All of the troops--now estimated to number anywhere from 20,000 to 70,000 in the outskirts of Beijing--appeared to be waiting for the political struggle in the top leadership to produce a winner capable of issuing clear orders.

Wednesday’s edition of the Liberation Army Daily carried a letter addressed to soldiers responsible for enforcing martial law that had been written Monday by China’s army command.

“In this serious political struggle that affects the future fate of the nation . . . the troops will face every kind of difficulty and test in their task of ending the disturbance and restoring normal order,” the army letter said. “An extreme minority of people are fanning the flames, creating turmoil, with the goal of negating the leadership of the Chinese Communist Party and the socialist system.”

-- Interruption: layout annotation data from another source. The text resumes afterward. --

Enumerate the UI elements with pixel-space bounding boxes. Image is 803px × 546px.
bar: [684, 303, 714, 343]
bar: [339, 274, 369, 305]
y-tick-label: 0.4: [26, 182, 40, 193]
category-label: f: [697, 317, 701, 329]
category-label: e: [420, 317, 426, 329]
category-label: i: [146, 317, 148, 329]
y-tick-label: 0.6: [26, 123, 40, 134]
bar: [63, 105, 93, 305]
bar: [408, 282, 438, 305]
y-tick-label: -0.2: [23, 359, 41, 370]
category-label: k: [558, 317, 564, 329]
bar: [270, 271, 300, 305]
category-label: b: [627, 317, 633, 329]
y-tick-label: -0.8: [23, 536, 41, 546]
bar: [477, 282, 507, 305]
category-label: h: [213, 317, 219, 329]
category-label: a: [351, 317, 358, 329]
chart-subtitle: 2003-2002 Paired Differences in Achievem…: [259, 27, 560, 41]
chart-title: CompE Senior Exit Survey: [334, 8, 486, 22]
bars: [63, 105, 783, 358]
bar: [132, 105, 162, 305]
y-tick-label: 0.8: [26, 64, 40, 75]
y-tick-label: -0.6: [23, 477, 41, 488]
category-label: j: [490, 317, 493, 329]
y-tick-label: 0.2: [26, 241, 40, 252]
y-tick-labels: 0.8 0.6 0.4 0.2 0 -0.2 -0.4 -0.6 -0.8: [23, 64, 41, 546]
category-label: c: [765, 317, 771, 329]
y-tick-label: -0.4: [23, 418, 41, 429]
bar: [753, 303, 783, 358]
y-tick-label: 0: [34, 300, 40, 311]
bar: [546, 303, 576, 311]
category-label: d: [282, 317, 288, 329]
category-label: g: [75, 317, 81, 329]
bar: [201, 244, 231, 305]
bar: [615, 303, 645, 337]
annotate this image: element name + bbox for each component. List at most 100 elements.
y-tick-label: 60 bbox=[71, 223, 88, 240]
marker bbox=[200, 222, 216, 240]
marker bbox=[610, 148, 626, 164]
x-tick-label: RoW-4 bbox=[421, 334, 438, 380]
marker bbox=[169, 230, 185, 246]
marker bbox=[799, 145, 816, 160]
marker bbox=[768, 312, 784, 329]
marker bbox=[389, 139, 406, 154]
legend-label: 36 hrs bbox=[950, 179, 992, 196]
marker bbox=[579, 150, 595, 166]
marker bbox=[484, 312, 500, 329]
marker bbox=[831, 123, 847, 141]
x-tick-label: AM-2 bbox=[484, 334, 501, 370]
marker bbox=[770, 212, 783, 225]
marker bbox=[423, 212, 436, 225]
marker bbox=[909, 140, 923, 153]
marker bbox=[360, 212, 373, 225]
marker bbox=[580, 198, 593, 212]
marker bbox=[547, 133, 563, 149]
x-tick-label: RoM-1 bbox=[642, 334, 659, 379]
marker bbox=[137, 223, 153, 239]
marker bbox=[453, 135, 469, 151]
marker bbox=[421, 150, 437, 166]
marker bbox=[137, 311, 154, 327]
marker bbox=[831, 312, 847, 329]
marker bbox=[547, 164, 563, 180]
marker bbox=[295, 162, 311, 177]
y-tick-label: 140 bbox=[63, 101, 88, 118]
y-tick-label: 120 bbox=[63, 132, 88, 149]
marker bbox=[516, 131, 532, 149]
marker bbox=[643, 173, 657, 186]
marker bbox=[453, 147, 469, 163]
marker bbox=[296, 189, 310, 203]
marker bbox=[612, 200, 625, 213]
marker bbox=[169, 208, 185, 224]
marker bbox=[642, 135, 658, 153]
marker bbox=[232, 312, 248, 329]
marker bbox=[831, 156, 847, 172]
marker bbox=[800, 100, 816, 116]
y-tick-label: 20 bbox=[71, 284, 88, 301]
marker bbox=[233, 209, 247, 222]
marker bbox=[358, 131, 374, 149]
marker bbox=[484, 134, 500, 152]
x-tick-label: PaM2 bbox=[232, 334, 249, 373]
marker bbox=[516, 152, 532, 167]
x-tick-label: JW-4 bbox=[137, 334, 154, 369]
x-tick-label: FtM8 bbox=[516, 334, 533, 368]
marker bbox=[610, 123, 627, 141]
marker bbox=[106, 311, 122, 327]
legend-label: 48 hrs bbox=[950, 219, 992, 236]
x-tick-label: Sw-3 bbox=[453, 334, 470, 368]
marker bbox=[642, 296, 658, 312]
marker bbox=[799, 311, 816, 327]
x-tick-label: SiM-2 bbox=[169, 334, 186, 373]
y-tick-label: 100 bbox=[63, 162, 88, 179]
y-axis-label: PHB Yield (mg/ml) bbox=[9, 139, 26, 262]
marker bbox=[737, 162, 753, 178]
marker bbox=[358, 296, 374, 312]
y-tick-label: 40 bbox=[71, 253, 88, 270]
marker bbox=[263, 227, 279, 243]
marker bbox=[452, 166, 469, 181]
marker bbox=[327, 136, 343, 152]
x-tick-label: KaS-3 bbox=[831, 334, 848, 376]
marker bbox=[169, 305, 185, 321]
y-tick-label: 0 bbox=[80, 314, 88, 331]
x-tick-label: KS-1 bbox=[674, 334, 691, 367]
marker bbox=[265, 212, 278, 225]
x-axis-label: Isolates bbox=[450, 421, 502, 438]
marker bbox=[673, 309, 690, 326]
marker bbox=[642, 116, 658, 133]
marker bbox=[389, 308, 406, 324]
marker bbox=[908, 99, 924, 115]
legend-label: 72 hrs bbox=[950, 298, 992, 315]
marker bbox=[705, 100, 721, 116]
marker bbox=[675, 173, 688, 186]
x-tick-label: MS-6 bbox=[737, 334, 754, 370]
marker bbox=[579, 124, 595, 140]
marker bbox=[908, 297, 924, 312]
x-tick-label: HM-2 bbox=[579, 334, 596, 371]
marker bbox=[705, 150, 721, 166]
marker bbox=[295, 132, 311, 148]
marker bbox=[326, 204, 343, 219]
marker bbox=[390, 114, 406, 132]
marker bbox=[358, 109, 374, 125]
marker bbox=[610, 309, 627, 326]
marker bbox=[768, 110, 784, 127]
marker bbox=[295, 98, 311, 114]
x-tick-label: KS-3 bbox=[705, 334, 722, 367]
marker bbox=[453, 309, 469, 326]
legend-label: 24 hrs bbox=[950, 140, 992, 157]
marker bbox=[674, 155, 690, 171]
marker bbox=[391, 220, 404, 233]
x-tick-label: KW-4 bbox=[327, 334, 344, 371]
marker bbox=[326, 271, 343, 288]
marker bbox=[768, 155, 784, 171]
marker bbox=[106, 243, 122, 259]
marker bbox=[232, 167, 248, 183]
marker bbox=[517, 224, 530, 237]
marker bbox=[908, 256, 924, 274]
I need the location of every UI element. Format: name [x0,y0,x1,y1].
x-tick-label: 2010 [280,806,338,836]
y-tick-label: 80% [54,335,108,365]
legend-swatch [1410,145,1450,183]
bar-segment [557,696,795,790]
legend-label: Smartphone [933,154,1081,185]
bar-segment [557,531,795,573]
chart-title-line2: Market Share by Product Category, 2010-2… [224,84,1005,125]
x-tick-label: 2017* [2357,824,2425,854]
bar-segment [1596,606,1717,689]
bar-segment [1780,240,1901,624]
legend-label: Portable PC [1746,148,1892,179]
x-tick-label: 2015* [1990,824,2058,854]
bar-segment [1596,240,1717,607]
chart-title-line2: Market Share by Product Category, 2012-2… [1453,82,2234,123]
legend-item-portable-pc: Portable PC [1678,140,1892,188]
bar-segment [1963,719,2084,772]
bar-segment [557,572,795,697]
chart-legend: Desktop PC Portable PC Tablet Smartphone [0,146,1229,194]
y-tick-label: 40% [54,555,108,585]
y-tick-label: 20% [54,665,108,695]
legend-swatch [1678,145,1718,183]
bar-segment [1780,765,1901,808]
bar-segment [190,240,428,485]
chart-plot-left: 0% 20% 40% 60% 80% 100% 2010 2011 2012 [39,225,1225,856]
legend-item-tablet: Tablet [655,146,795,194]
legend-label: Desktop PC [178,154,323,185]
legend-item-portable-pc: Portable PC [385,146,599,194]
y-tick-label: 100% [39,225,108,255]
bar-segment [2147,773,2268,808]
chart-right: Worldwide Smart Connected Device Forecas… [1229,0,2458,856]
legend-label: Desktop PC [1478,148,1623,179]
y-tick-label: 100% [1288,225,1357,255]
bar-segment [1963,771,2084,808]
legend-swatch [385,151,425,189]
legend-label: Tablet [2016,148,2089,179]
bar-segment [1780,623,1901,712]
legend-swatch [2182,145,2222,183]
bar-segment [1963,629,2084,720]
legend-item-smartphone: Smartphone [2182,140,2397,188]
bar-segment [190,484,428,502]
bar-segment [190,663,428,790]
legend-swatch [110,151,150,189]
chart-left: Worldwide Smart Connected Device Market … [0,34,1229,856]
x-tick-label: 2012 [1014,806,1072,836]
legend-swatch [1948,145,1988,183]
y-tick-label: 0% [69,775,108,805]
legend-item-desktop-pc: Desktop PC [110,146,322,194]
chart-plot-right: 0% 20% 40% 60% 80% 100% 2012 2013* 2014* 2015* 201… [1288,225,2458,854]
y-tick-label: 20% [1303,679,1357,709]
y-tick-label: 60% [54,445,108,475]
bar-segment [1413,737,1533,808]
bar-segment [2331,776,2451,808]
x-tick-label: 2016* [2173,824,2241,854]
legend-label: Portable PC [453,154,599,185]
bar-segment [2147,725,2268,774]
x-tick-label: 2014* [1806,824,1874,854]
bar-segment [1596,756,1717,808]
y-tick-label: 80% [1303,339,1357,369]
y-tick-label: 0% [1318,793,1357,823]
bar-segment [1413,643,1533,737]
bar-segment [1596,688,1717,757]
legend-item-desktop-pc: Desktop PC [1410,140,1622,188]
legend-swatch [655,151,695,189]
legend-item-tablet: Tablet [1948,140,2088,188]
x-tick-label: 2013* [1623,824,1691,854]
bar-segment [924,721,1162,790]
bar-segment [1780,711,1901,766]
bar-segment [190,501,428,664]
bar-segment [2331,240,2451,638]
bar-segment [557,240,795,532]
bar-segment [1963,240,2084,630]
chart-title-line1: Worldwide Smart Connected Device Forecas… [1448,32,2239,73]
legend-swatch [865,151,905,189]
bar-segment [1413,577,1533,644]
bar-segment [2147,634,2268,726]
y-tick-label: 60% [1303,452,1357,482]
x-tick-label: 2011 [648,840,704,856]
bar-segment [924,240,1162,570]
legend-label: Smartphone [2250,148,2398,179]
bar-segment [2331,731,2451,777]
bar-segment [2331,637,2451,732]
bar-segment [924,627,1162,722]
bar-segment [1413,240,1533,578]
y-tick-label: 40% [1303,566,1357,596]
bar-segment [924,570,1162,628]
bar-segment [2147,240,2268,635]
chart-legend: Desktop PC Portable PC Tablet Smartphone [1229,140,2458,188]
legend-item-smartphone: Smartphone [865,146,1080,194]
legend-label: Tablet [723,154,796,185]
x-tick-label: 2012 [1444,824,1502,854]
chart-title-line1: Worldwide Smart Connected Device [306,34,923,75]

The People’s Daily--a bastion of sentiment favoring Zhao--projected a radically different view in its Wednesday article on the situation in the Chinese capital.

“Public morale has been revitalized,” said one man quoted by the official party newspaper.

“I have never seen so many people being kind and considerate to each other,” said another.

The official New China News Agency, immediately after carrying these two quotes in a lengthy summary of the People’s Daily article, went on to state: “The leading newspaper in China reported that their feelings are shared by many people who have come to the capital from other parts of the country, who find that they are no longer annoyed by the almost legendary slack service, rudeness or rigid attitudes of Beijing shop assistants.

“The newspaper cites some small but revealing human interest stories to illustrate the newly appeared high morale of Beijingers, despite their concern for the future,” the news agency report said.

The People’s Daily report describes how, as martial-law troops tried to enter the city early Saturday morning, students and residents blocked their path.

“More than 20 military trucks were blocked by city residents at an intersection,” the newspaper said. “Some young workers walked up in front of the military trucks and handed out cigarettes, gave them newspapers and enthusiastically and sincerely explained to the soldiers the large-scale petitioning movement that occurred in the capital over the previous several days.

“An old lady who at first had shouted, ‘If you want to keep going, then drive over me!’ ended up giving the soldiers steamed bread and drinking water.”

A report by the New China News Agency that ran in this same Wednesday edition of the People’s Daily reported that in the previous few days, the air force, the navy and the Communist Party leadership of western China’s Lanzhou military district and the coastal Jinan military district “seriously studied the speeches of Li Peng and (Chinese President) Yang Shangkun at the (May 19 ) party, military and government cadres meeting in the capital.”

These military units had “expressed support for the important policy of the central leadership, and determined to contribute to the maintenance of a political situation of stability and unity,” the news agency reported.

The military, however, is not united in support of the martial-law declaration.

Since late last week, reports have circulated among some Chinese officials and party members that Defense Minister Qin Jiwei opposed the use of troops to quell the student-led demonstrations.

Reuters news agency Wednesday quoted an unidentified Western expert who expressed the view that Qin did in fact oppose the imposition of martial law.

“The majority of the senior People’s Liberation Army are thought to be in Qin’s camp,” Reuters quoted this source as saying.

Thousands of students still assembled in a makeshift squatters’ camp in Tian An Men Square on Wednesday expressed determination to carry on their struggle in the face of the uncertain political situation and the continued threat of military action.

Cai Ling, 23, a graduate student at Beijing Teachers University who on Wednesday morning was elected president of the independent student organization that has organized the protests, said the students have three basic demands for ending their occupation of the square:

-- The question of whether Premier Li can truly represent the government and the nation must be taken up by appropriate authorities.

-- Martial law must be canceled and the troops ringing the city must be withdrawn.